Renting isn't cheap these days and it's even worse when you don't want to compromise on location. What if you didn't have to? What if you just had to fill out a lengthy application form and agree to live by a very specific set of rules?

The Girl Before has left me uncertain. I'm going to try and explain that, but having pondered it for some time I'm still not exactly sure how I feel about it.

The books is split into short chapters from one of two points of view, Emma, the previous tenant and Jane, the new tenant. This works well although took me slightly longer to get used to, not because of the characters or the story line, but because of the writing itself.

Something I noticed fairly quickly was that there are whole sections of this book where speech is basically ignored. It'll appear as you would expect it to in the writing but there are no speech marks to highlight it. At the time of reading it was horrendously annoying, having just flicked through a few pages while writing this I have noticed that all the speech marks are used in Jane's chapters and not in Emma's.
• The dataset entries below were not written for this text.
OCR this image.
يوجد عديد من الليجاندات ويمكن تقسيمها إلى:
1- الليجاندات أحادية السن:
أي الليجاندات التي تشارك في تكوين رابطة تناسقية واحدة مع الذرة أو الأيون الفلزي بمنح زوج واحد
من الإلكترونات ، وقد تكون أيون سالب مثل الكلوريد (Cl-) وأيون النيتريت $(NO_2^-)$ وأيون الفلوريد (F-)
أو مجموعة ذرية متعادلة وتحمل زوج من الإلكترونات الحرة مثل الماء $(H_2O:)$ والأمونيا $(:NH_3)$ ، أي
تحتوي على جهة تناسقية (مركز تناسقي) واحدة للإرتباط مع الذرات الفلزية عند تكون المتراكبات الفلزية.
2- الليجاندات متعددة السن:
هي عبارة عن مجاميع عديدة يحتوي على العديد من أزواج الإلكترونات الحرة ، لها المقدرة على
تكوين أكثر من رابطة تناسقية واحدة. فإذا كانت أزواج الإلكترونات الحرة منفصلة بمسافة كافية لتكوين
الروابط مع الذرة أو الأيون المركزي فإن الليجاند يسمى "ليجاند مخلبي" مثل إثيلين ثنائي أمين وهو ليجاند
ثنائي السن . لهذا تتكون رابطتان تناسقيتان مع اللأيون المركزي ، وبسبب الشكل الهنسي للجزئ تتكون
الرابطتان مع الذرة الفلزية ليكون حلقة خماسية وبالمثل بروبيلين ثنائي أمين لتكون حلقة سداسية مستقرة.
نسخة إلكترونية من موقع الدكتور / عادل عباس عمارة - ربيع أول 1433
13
I can only assume that it's meant to reflect the two different characters and their personalities, but frustrating is the only way to describe it. I constantly noticed it as I read but made no link to any reason for it until this very minute. If it is a device, I can't say it was very successful, honestly it felt more like a massive error had been made in editing.

That aside, the author has created some very engaging characters. You pick up enough about them as you progress through the book to pick up things of the upcoming story and that always entices you to read on. The book also has a lot of unsettling male characters in it. The women in comparison seem relatively normal. This could be another way to get you on board with the two leads of the book and make you protective of them. But again, that's not something I noticed until after I'd finished the book.

What is there to say about that ending? Unexpected? Overkill?

I enjoy a twist and turn as much as the next person but this book throws them at you. Kudos to the author again for crafting the story well, I did not guess all the twists that it ended up taking. Some were necessary but others seemed to just be there to have a conclusion to every piece of the story. An effort which didn't entirely feel pleasing.

It was an entertaining read, and at just over 400 pages it's easy to whizz through in a day. There's a preview at the end for Believe Me. Reading it just now I'm drawing parallels between how chapters are designed to match their character, I don't think it's for me as a style but the story itself is mildly intriguing. Hopefully it showcases some more well developed characters.